Pro Tools automation timing

This has been reported before, but it was ten years ago, so I thought it was time for a new post.

The parameter updates for JUCE plugins don’t happen at the right time in Pro Tools, sometimes arriving early by 2000 samples. The discrepancy is different in real time and offline.

I have reproduced this with the JUCE Gain plugin, comparing it to the built in Trim plugin. I recorded the output of silencing/loudening a tone using a 32 sample buffer size and also did an offline bounce of the same audio.

Zooming in, the audio is 2784 samples early in this case. For the next beep, it was 2304, and so on.

This does not seem to be a problem in Reaper/VST, where the offset seems to be related to buffer size:

Is there any way to fix this sooner than the move to sample accurate automation?

I’ve just been doing some more poking around and it seems that the ‘Master Bypass’ parameter is not subject to the same problem, and is registered with the ‘Packet Dispatcher’, as in the AAX SDK example plugin. What difference does the packet dispatcher make versus the UpdateParameterNormalizedValue? I’d appreciate any clues - I’d be keen to work on this problem.

Well I wasn’t put off and had another look at this…

In the AAX SDK example, the ‘internal plugin parameter value’ is not updated when the host calls UpdateParameterNormalizedValue(). Instead, the parameter is marked as ‘dirty’ and the actual update to the internal value is made in GenerateCoefficients().

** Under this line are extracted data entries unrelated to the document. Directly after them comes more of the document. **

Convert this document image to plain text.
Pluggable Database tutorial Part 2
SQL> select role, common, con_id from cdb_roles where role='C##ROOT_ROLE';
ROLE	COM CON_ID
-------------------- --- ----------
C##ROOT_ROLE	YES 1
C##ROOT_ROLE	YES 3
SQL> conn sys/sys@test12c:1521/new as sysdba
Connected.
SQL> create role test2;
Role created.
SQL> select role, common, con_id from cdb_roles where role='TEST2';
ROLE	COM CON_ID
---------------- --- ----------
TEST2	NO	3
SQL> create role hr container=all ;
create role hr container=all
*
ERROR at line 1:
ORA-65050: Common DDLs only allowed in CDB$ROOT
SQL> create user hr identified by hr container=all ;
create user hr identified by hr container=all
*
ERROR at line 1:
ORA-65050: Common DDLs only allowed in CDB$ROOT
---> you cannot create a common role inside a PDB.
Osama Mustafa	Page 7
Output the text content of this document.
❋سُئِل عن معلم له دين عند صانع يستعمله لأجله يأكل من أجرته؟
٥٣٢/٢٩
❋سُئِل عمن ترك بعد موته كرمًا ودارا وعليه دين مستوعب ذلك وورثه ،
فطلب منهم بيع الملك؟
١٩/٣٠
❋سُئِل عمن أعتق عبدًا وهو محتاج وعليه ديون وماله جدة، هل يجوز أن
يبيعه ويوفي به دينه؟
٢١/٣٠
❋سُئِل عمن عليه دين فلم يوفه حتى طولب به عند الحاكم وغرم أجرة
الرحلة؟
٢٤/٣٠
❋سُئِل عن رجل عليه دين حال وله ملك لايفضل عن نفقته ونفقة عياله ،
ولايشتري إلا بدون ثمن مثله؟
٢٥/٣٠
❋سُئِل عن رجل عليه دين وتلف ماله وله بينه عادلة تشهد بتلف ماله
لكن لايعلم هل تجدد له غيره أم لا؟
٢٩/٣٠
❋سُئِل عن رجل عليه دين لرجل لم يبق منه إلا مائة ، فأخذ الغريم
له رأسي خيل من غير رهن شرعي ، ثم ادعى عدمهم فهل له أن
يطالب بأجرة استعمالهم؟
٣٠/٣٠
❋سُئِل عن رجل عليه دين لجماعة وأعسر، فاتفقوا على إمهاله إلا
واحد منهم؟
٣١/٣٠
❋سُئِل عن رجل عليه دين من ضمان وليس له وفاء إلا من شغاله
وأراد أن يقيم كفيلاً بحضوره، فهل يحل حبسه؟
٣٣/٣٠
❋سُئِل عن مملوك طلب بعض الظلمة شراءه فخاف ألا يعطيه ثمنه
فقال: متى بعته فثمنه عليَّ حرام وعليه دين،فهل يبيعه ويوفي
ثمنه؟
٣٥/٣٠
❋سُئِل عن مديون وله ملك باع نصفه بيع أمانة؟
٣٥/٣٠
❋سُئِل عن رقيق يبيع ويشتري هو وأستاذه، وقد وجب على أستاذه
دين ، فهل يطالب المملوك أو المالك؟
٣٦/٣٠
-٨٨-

In the JUCE AAX wrapper, the AudioProcessorParameter value is updated in UpdateParameterNormalizedValue() and GenerateCoefficients() is not overridden.

In a brief testing I did, 1-2 1024-sample buffers were processed in between calls to UpdateParameterNormalizedValue() and GenerateCoefficients(). So if GenerateCoefficients() is indeed the time and place to be updating parameter values (despite the function names), it could explain why automation fires early for JUCE plugins in Pro Tools.

I’ve found the relevant part of the AAX documentation, the relevant AAX demo plugin and even the provided extension designed to handle JUCE’s use case.

  • Doc page: AAX SDK Manual » Additional Topics » Parameter updates » Parameter update timing » Fixing timing issues due to shared data
  • Demo plugin: DemoMIDI_Synth
  • Extension: aax-sdk/Extensions/Topology/AAX_CMonolithicParameters.cpp

The documentation describes JUCE’s use case (“monolithic plug-in objects which are designed to work across multiple plug-in formats”) and explains that “if the algorithm directly shares data with the data model then the algorithm will immediately start using any new data model state without waiting for the corresponding coefficient delivery.”

The extension provides an alternate framework for parameter update delivery which uses a member function (rather than a relocatable free function) for audio processing and introduces a concept of ‘synchronized parameters’ designed to allow the audio processing function access to accurate parameter values.

Is there a reason this ‘monolithic’ plugin design was not used in the first place?